Matches taxa from the internal table_taxa to WCVP names already uploaded in the database, using exact and optionally fuzzy matching.

Usage

match_taxa_to_wcvp(
  con_taxa = NULL,
  tax_ids = NULL,
  methods = c("exact", "fuzzy"),
  fuzzy_threshold = 0.9,
  author_match = c("none", "exact", "fuzzy"),
  author_threshold = 0.6,
  n_cores = 1L,
  verbose = TRUE
)

Arguments

con_taxa

Connection to the taxa database. If NULL, calls call.mydb.taxa().

tax_ids

Optional integer vector of idtax_n to match. If NULL, matches all accepted taxa.

methods

Character vector of matching methods to use. Default c("exact", "fuzzy").

fuzzy_threshold

Numeric (0-1). Minimum similarity for fuzzy matches. Default 0.9.

author_match

Character. How to use author strings during exact name matching.
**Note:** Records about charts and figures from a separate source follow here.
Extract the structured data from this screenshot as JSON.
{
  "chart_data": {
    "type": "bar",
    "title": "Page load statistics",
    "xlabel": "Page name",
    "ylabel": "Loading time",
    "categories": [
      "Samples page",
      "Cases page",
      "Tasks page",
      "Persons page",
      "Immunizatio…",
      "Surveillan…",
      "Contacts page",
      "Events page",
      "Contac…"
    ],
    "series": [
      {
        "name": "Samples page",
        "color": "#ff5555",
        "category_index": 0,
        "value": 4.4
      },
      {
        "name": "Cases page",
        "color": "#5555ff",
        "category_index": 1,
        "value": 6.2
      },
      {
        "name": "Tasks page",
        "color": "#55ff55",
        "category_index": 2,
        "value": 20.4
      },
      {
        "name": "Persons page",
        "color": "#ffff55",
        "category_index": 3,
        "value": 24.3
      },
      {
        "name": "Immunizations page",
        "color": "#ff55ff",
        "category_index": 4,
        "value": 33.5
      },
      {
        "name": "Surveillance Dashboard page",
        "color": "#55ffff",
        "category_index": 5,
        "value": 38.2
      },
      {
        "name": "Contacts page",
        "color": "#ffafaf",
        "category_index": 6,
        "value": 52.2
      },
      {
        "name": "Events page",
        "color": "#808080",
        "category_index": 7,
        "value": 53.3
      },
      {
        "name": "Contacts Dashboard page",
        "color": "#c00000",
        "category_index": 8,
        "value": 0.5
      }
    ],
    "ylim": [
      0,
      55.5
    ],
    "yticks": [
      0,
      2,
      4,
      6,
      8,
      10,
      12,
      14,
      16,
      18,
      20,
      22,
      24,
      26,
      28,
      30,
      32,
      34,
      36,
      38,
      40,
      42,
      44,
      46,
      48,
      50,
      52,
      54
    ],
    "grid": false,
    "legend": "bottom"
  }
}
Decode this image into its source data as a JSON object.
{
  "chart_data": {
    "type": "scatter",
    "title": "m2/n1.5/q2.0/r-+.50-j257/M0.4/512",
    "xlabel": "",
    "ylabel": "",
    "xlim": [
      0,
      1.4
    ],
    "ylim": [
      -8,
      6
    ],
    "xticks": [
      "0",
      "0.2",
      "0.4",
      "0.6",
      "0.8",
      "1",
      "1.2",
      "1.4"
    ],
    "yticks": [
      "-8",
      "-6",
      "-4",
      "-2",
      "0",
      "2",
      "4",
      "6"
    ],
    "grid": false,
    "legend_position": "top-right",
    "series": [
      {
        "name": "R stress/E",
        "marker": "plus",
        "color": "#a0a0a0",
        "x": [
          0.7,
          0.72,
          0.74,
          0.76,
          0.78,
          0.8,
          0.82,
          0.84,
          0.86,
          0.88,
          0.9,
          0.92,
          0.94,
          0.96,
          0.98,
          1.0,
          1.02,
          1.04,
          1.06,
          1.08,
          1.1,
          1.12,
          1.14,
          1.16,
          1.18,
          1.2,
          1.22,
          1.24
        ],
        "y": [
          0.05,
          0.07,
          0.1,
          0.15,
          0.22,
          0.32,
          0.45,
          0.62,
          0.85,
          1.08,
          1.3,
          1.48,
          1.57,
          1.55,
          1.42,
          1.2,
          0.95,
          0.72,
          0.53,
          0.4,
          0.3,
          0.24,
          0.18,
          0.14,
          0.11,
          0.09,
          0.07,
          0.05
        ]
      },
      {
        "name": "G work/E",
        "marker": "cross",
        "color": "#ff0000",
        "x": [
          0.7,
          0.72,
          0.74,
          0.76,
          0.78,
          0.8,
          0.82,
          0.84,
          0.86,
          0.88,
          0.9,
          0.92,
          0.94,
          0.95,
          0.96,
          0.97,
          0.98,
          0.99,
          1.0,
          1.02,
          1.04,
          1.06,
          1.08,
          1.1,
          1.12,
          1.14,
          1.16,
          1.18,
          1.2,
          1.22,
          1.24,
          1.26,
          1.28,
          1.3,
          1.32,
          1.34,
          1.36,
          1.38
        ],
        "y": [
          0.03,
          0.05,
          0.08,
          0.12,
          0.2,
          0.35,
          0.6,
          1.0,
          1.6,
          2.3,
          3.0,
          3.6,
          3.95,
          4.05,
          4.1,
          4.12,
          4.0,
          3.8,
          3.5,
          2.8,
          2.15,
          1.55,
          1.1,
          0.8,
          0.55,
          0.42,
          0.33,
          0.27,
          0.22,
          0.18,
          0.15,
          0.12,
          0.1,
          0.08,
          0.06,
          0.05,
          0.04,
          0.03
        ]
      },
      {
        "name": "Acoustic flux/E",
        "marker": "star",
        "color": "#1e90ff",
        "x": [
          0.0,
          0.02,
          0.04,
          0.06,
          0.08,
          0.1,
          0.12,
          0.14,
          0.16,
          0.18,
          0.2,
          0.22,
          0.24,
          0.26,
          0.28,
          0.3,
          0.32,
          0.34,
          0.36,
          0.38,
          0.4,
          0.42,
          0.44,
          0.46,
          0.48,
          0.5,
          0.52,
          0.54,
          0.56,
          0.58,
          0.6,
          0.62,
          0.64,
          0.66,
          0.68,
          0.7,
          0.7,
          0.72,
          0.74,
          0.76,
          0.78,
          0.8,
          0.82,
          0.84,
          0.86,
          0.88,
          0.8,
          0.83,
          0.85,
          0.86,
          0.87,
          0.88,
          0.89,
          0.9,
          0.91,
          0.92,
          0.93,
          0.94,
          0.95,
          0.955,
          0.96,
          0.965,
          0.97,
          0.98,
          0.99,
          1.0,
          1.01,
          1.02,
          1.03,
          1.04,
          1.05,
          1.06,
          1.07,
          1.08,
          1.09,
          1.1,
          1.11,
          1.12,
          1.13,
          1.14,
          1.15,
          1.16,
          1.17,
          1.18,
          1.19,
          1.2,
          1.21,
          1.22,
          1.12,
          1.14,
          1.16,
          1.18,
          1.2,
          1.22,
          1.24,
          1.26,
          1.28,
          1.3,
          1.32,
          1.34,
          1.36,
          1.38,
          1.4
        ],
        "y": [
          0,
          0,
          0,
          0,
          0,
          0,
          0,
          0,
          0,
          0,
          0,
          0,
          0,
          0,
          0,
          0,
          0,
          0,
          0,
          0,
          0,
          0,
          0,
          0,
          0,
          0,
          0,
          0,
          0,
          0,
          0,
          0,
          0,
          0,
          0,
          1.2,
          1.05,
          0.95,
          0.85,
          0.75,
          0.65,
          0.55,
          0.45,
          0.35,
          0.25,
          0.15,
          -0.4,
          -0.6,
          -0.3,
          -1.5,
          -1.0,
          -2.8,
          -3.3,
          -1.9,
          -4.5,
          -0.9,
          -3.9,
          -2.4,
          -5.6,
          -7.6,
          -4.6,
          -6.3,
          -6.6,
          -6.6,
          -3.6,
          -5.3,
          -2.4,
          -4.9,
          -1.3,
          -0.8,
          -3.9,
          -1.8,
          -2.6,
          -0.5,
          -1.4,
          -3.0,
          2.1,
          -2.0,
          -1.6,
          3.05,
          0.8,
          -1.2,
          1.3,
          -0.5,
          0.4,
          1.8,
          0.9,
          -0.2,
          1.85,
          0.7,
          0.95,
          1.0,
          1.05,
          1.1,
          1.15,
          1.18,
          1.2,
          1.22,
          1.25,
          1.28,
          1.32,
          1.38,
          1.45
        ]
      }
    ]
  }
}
  • "none" (default): ignore authors entirely.

  • "exact": authors must match character-for-character. Reduces false positives but misses any formatting difference.

  • "fuzzy": exact name match first, then Jaro-Winkler author similarity to select among homonyms and filter below author_threshold. More tolerant of abbreviation/spacing differences.

Authors are built from author1 (basionym) and author2 (combination) columns in table_taxa: "(author1) author2". Not applied to fuzzy name matching (author disambiguation is not meaningful when the name itself is inexact).

author_threshold

Numeric (0-1). Minimum Jaro-Winkler similarity required to keep a match when author_match = "fuzzy" and author info is present on both sides. Default 0.6.

n_cores

Integer. Number of parallel workers for fuzzy matching. Uses forking on Unix and a PSOCK cluster on Windows. Default 1 (sequential). Set to parallel::detectCores() - 1 to use all available cores.

verbose

Logical. Show progress. Default TRUE.

Value

A tibble with columns: idtax_n, taxon_name_internal, plant_name_id, wcvp_taxon_name, match_type, match_score.

Details

Returns a tibble for review. Does NOT write to the database automatically. Use save_wcvp_links() to persist reviewed matches.

Examples

if (FALSE) { # \dontrun{
con_taxa <- call.mydb.taxa()
matches <- match_taxa_to_wcvp(con_taxa)
# Review matches, then save
save_wcvp_links(matches, con_taxa)
} # }